By downtown standards, the dinner prices at Bulldog are fairly reasonable. A nice hunk of seared salmon goes for $17, and that includes a salad and rolls. And on my first visit, the place was offering a two-for-one special on mini cheeseburgers. (Typically, it's eight bucks for a plate of four.) Unlike a certain Plaza restaurant's bone-dry version of this same appetizer, the Bulldog's baby burgers are juicy and flavorful, served on soft, fresh rolls -- all the better with a few sweet pickle slices thrown between the buns.
While Melissa, Bob and Pat swilled and gabbed, I watched the bar side fill up with an interesting collection of white-collar types relaxing after work, lots of well-dressed metrosexuals (Melissa and Bob insisted they were gay until their possessive girlfriends showed up), and a few over-forty scenesters.
On the other side of the dividing wall, the more formal, nonsmoking "restaurant" side stayed empty until nearly 7 p.m., when a quartet of women in crisp suits walked in.
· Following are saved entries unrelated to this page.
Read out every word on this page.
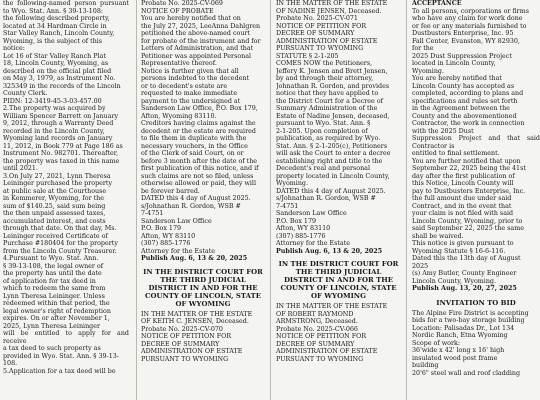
the following-named person pursuant to Wyo. Stat. Ann. § 39-13-108:

the following described property,

located at 34 Hardman Circle in

Star Valley Ranch, Lincoln County,

Wyoming, is the subject of this

notice:

Lot 16 of Star Valley Ranch Plat

18, Lincoln County, Wyoming, as

described on the official plat filed

on May 3, 1979, as Instrument No.

325349 in the records of the Lincoln

County Clerk.

PIDN: 12-3419-45-3-03-457.00

2.The property was acquired by

William Spencer Barrett on January

9, 2012, through a Warranty Deed

recorded in the Lincoln County,

Wyoming land records on January

11, 2012, in Book 779 at Page 186 as

Instrument No. 982701. Thereafter,

the property was taxed in this name

until 2021.

3.On July 27, 2021, Lynn Theresa

Leininger purchased the property

at public sale at the Courthouse

in Kemmerer, Wyoming, for the

sum of $140.25, said sum being

the then unpaid assessed taxes,

accumulated interest, and costs

through that date. On that day, Ms.

Leininger received Certificate of

Purchase #180404 for the property

from the Lincoln County Treasurer.

4.Pursuant to Wyo. Stat. Ann.

§ 39-13-108, the legal owner of

the property has until the date

of application for tax deed in

which to redeem the same from

Lynn Theresa Leininger. Unless

redeemed within that period, the

legal owner's right of redemption

expires. On or after November 1,

2025, Lynn Theresa Leininger

will be entitled to apply for and receive

a tax deed to such property as

provided in Wyo. Stat. Ann. § 39-13-

108.

5.Application for a tax deed will be

Probate No. 2025-CV-069

NOTICE OF PROBATE

You are hereby notified that on

the July 27, 2025, LeeAnna Dahlgren

petitioned the above-named court

for probate of the instrument and for

Letters of Administration, and that

Petitioner was appointed Personal

Representative thereof.

Notice is further given that all

persons indebted to the decedent

or to decedent's estate are

requested to make immediate

payment to the undersigned at

Sanderson Law Office, P.O. Box 179,

Afton, Wyoming 83110.

Creditors having claims against the

decedent or the estate are required

to file them in duplicate with the

necessary vouchers, in the Office

of the Clerk of said Court, on or

before 3 month after the date of the

first publication of this notice, and if

such claims are not so filed, unless

otherwise allowed or paid, they will

be forever barred.

DATED this 4 day of August 2025.

s/Johnathan R. Gordon, WSB #

7-4751

Sanderson Law Office

P.O. Box 179

Afton, WY 83110

(307) 885-1776

Attorney for the Estate

Publish Aug. 6, 13 & 20, 2025

IN THE DISTRICT COURT FOR THE THIRD JUDICIAL DISTRICT IN AND FOR THE COUNTY OF LINCOLN, STATE OF WYOMING

IN THE MATTER OF THE ESTATE

OF KEITH C. JENSEN, Deceased.

Probate No. 2025-CV-070

NOTICE OF PETITION FOR

DECREE OF SUMMARY

ADMINISTRATION OF ESTATE

PURSUANT TO WYOMING

IN THE MATTER OF THE ESTATE

OF NADINE JENSEN, Deceased.

Probate No. 2025-CV-071

NOTICE OF PETITION FOR

DECREE OF SUMMARY

ADMINISTRATION OF ESTATE

PURSUANT TO WYOMING

STATUTE § 2-1-205

COMES NOW the Petitioners,

Jeffery K. Jensen and Brett Jensen,

by and through their attorney,

Johnathan R. Gordon, and provides

notice that they have applied to

the District Court for a Decree of

Summary Administration of the

Estate of Nadine Jensen, deceased,

pursuant to Wyo. Stat. Ann. §

2-1-205. Upon completion of

publication, as required by Wyo.

Stat. Ann. § 2-1-205(c), Petitioners

will ask the Court to enter a decree

establishing right and title to the

Decedent's real and personal

property located in Lincoln County,

Wyoming.

DATED this 4 day of August 2025.

s/Johnathan R. Gordon, WSB #

7-4751

Sanderson Law Office

P.O. Box 179

Afton, WY 83110

(307) 885-1776

Attorney for the Estate

Publish Aug. 6, 13 & 20, 2025

IN THE DISTRICT COURT FOR THE THIRD JUDICIAL DISTRICT IN AND FOR THE COUNTY OF LINCOLN, STATE OF WYOMING

IN THE MATTER OF THE ESTATE

OF ROBERT RAYMOND

ARMSTRONG, Deceased.

Probate No. 2025-CV-066

NOTICE OF PETITION FOR

DECREE OF SUMMARY

ADMINISTRATION OF ESTATE

PURSUANT TO WYOMING

ACCEPTANCE

To all persons, corporations or firms

who have any claim for work done

or fee or any materials furnished to

Dustbusters Enterprise, Inc. 95

Fall Center, Evanston, WY 82930,

for the

2025 Dust Suppression Project

located in Lincoln County,

Wyoming.

You are hereby notified that

Lincoln County has accepted as

completed, according to plans and

specifications and rules set forth

in the Agreement between the

County and the abovementioned

Contractor, the work in connection

with the 2025 Dust

Suppression Project and that said Contractor is

entitled to final settlement.

You are further notified that upon

September 22, 2025 being the 41st

day after the first publication of

this Notice, Lincoln County will

pay to Dustbusters Enterprise, Inc.

the full amount due under said

Contract, and in the event that

your claim is not filed with said

Lincoln County, Wyoming, prior to

said September 22, 2025 the same

shall be waived.

This notice is given pursuant to

Wyoming Statute § 16-6-116.

Dated this the 13th day of August

2025

(s) Amy Butler, County Engineer

Lincoln County, Wyoming.

Publish Aug. 13, 20, 27, 2025

INVITATION TO BID

The Alpine Fire District is accepting

bids for a two-bay storage building

Location: Palisadas Dr., Lot 134

Nordic Ranch, Etna Wyoming

Scope of work:

36'wide x 42' long x 16' high

insulated wood post frame

building

20'6" steel wall and roof cladding
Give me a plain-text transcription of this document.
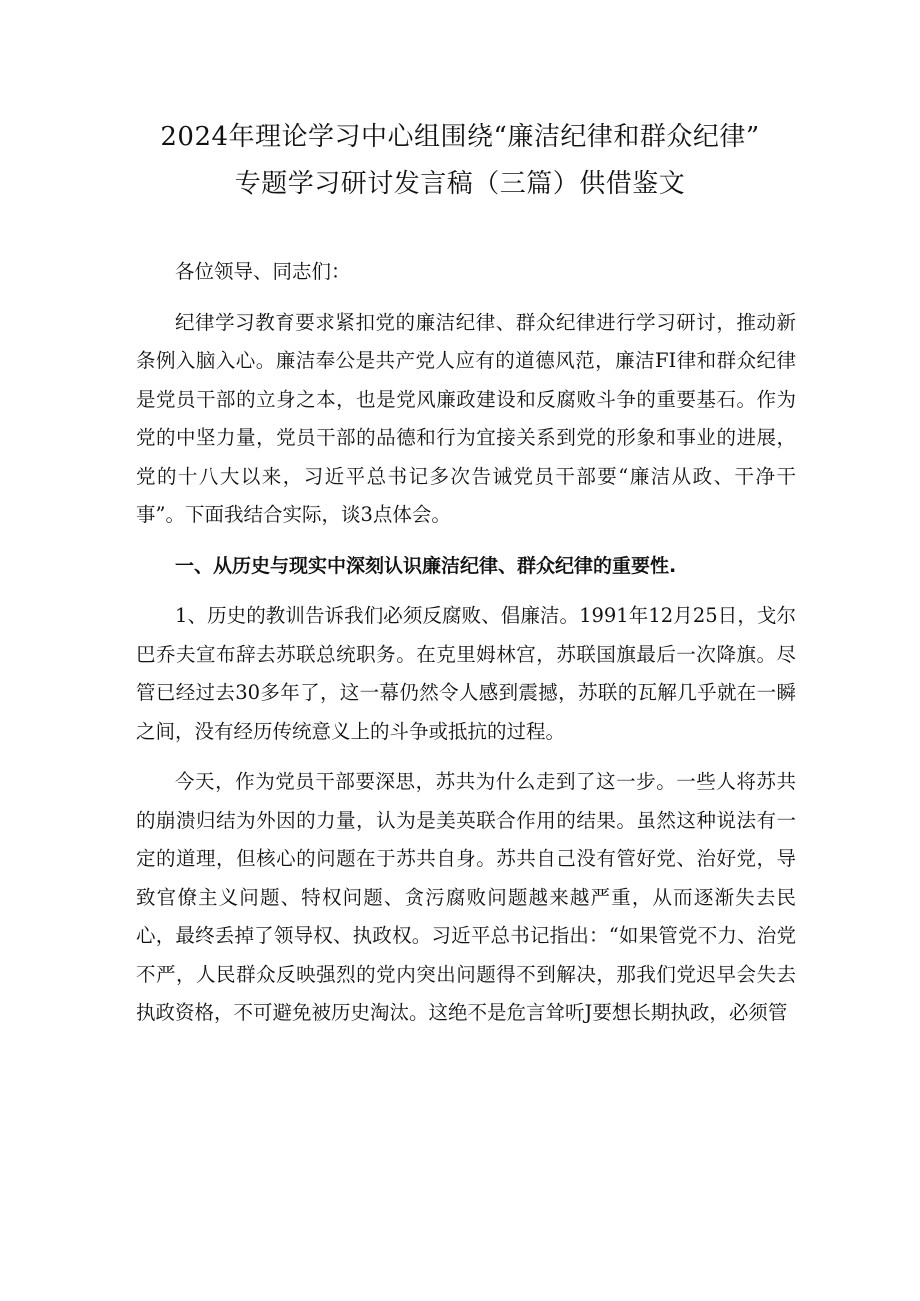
2024年理论学习中心组围绕“廉洁纪律和群众纪律”
专题学习研讨发言稿（三篇）供借鉴文

各位领导、同志们：

纪律学习教育要求紧扣党的廉洁纪律、群众纪律进行学习研讨，推动新条例入脑入心。廉洁奉公是共产党人应有的道德风范，廉洁FI律和群众纪律是党员干部的立身之本，也是党风廉政建设和反腐败斗争的重要基石。作为党的中坚力量，党员干部的品德和行为宜接关系到党的形象和事业的进展，党的十八大以来，习近平总书记多次告诫党员干部要“廉洁从政、干净干事”。下面我结合实际，谈3点体会。

一、从历史与现实中深刻认识廉洁纪律、群众纪律的重要性.

1、历史的教训告诉我们必须反腐败、倡廉洁。1991年12月25日，戈尔巴乔夫宣布辞去苏联总统职务。在克里姆林宫，苏联国旗最后一次降旗。尽管已经过去30多年了，这一幕仍然令人感到震撼，苏联的瓦解几乎就在一瞬之间，没有经历传统意义上的斗争或抵抗的过程。

今天，作为党员干部要深思，苏共为什么走到了这一步。一些人将苏共的崩溃归结为外因的力量，认为是美英联合作用的结果。虽然这种说法有一定的道理，但核心的问题在于苏共自身。苏共自己没有管好党、治好党，导致官僚主义问题、特权问题、贪污腐败问题越来越严重，从而逐渐失去民心，最终丢掉了领导权、执政权。习近平总书记指出：“如果管党不力、治党不严，人民群众反映强烈的党内突出问题得不到解决，那我们党迟早会失去执政资格，不可避免被历史淘汰。这绝不是危言耸听J要想长期执政，必须管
They gave a disapproving sniff to the cigarette fumes and general raucousness on our half of the space and insisted on sitting in the more genteel area, where the tables are cloaked with white linens and sheaths of butcher paper.
Melissa, who was not in a genteel mood, eyed those women suspiciously. "This is clearly the more fun side," she said as she plucked a coconut-fried shrimp from an appetizer plate we were sharing. I might have had more fun if the shrimp hadn't been so teeth-jarringly sweet. It was as if the batter had been shot through with sugary coconut cream.